# Problème synchronisation Game Center Iphone/iPad



## Pezetflo (21 Juillet 2017)

Bonjour,

Je viens de télécharger un jeu assez addictif (last day on earth).
J'ai téléchargé le jeu sur mon iPhone, mon compte Game Center a été créé, puis j'ai téléchargé le jeu sur mon iPad.

Lorsque j'ouvre le jeu sur l'un des deux devices c'est bien "player7430" sur le server 1 qui apparaît, donc ce sont bien les même comptes. 

Le problème c'est que l'avancement du jeu sur l'iPhone n'est pas pris en compte sur l'iPad, et vice versa...

Donc un même compte Game Center sur deux devices, même personnage mais pas de lien ni de synchro entre les deux.

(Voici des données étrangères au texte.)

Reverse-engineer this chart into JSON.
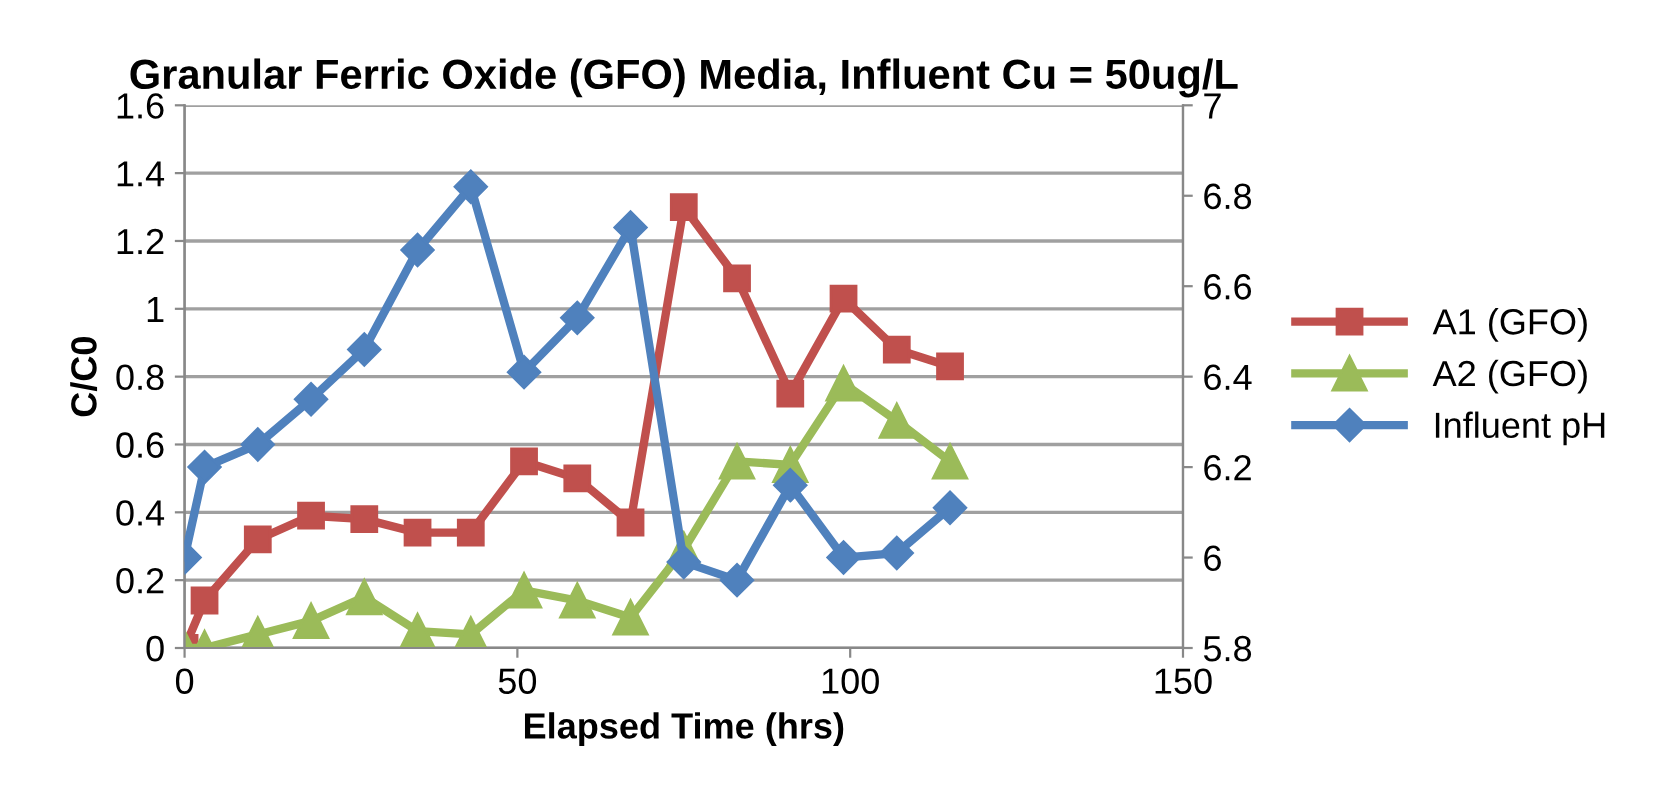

Merci de votre aide jeunes éclairés de la pomme !


----------



## r e m y (21 Juillet 2017)

Il faut poser la question aux développeurs du jeu. Si ils n'ont pas prévu la synchronisation de la partie entre les differents appareils, ça ne va pas se faire tout seul. (Et s'ils l'ont prévu, leur signaler que ça ne fonctionne pas les aidera à corriger le bug)


----------



## Pezetflo (21 Juillet 2017)

Ok merci Rémy de ta réponse, je pensais que la synchro dépendait d'Apple ou du Game Center. Mais je vais écrire au support du jeu.
Je posterais ma réponse si j'en ai une


----------



## Stryper60 (30 Août 2017)

Pezetflo a dit:


> Ok merci Rémy de ta réponse, je pensais que la synchro dépendait d'Apple ou du Game Center. Mais je vais écrire au support du jeu.
> Je posterais ma réponse si j'en ai une


Bonjour avez vous eu une réponse ou bien avez vous réussi 
J'ai le même problème que toi


----------